Cidades

Crônica da Cidade

Em feitio de oração

Correio Braziliense
postado em 19/06/2020 04:07
Dizem que, no Brasil, tudo termina em samba ou em pizza. Prefiro que termine em samba. Mesmo porque houve um tempo em que, de qualquer caixinha de fósforo, poderia nascer uma canção genial. Como ninguém ainda fez um samba bom sobre a pandemia, resolvi recorrer a Nelson do Cavaquinho, pois ele é autor de um relacionado à gripe espanhola de 1918. É o que temos de mais próximo da covid-19. Embora seja do início do século passado, é de uma impressionante atualidade, pois toca no tema da compaixão, que perpassa muitos sambas memoráveis de Nelson.

Ele sempre dizia que a composição sua da qual mais gostava era Caridade, que tem versos de pungente humanidade: "Não sei negar esmolas/a quem implora caridade/me compadeço de quem tem necessidade/embora possa sofrer ingratidão/não negarei um pão". É curioso que um sujeito de vida tão boêmia, errática e errada, seja quase que marcado pela sina do bem.
Eu acho maravilhoso esse verso: "Eu nunca pude evitar/ de praticar o bem/ porque eu posso precisar também." O bem é visto quase como uma fatalidade. Essa, sim, é uma visão de mundo verdadeiramente e terrivelmente cristã, que sempre se coloca no lugar do outro e está impregnada da sabedoria de que o mundo dá muitas voltas e pode nos empurrar para situações imprevistas e imprevisíveis.

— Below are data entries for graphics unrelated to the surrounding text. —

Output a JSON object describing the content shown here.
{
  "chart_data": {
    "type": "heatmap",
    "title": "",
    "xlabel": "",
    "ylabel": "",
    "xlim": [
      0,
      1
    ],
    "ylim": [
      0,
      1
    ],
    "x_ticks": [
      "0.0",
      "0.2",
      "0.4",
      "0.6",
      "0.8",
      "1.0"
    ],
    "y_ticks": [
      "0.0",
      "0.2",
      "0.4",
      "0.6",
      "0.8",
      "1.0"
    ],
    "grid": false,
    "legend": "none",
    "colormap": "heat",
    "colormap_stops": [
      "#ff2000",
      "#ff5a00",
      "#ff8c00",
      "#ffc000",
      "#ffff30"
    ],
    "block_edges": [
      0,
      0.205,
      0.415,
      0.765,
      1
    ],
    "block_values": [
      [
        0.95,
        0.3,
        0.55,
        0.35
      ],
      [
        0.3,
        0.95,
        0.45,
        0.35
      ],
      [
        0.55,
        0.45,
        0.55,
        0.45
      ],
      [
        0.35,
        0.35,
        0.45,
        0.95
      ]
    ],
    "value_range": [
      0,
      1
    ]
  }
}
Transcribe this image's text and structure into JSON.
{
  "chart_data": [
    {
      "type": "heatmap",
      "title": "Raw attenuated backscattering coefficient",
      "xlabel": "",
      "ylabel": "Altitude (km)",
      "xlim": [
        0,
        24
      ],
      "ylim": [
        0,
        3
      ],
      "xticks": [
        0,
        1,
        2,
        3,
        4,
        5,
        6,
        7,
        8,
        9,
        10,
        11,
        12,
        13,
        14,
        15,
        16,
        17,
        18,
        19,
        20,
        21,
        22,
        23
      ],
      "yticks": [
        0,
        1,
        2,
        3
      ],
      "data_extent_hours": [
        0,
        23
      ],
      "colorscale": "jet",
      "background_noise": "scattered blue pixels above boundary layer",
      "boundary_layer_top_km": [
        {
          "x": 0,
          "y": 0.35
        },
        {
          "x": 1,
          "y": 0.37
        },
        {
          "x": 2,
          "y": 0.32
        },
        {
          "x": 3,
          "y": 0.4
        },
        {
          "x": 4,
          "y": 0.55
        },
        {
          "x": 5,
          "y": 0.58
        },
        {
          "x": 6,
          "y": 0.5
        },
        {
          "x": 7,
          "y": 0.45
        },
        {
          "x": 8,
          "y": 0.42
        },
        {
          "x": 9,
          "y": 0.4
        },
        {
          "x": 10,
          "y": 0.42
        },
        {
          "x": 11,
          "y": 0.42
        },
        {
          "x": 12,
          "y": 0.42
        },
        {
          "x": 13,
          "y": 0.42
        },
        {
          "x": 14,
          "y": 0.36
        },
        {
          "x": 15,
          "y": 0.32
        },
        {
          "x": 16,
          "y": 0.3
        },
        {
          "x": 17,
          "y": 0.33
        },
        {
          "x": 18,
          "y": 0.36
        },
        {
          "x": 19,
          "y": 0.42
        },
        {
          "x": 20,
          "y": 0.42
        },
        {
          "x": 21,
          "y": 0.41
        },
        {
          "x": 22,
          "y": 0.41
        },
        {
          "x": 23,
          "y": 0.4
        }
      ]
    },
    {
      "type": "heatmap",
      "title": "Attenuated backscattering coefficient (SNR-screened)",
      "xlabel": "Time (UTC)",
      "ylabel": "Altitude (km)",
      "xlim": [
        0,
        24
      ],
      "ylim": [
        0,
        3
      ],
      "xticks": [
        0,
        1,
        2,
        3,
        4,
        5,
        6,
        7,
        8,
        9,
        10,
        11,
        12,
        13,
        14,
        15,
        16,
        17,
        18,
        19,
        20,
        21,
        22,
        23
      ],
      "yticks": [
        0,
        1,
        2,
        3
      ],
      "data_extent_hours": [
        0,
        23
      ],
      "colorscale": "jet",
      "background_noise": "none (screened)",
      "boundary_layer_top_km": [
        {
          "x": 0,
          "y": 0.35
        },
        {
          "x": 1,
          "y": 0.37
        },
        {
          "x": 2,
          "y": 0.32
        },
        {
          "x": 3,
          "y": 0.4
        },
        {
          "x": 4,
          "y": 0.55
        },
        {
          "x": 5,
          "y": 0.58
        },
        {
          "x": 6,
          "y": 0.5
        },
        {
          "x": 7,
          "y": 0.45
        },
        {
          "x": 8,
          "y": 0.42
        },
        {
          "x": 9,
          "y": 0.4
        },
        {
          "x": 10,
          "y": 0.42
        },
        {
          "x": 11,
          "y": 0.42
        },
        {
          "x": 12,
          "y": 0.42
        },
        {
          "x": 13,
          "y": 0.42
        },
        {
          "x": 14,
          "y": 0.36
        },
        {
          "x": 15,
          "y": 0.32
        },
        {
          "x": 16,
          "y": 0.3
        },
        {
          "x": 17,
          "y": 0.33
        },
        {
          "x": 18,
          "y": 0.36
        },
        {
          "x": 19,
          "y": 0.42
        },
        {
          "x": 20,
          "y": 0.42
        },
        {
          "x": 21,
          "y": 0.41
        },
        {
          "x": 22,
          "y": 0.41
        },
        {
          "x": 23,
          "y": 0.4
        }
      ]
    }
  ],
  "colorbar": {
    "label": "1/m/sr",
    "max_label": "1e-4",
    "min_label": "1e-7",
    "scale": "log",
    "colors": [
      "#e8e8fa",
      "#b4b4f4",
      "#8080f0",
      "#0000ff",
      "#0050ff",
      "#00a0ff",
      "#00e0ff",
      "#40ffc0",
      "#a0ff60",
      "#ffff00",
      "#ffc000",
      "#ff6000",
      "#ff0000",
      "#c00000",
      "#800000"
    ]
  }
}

Mas, na verdade, o samba que eu quero comentar leva o irônico título de Dona Carola. Durante os tempos de pandemia da gripe espanhola, o Rio de Janeiro viveu dias dramáticos, os caminhões passavam pelas ruas recolhendo corpos empilhados. Nelson Cavaquinho foi parar no hospital. Sempre conquistou muitos amigos ou supostos amigos nas noites de boemia do Rio de Janeiro. Mas, quando ficou doente, todos despareceram. As únicas pessoas que o visitaram e o ampararam foram Dona Augusta e Dona Carola, mulheres religiosas e animadas de funda compaixão: "Levantei-me da cama/sem poder/até hoje ninguém/veio me ver/fui amigo enquanto tive dinheiro/hoje eu não tenho companheiro".

Na segunda parte, Nelson desfia aquela filosofia de botequim primorosa e faz o elogio das presenças de Dona Augusta e de Dona Carola, enviadas, talvez, da providência divina. Levaram uma roupa digna para que pudesse sair. Sempre elas, as mulheres para salvar: "Hoje eles fogem de mim/mas não faz mal/amigo é só pra levar meu capital/se não fosse dona Augusta e dona Carola/eu saia do hospital de camisola".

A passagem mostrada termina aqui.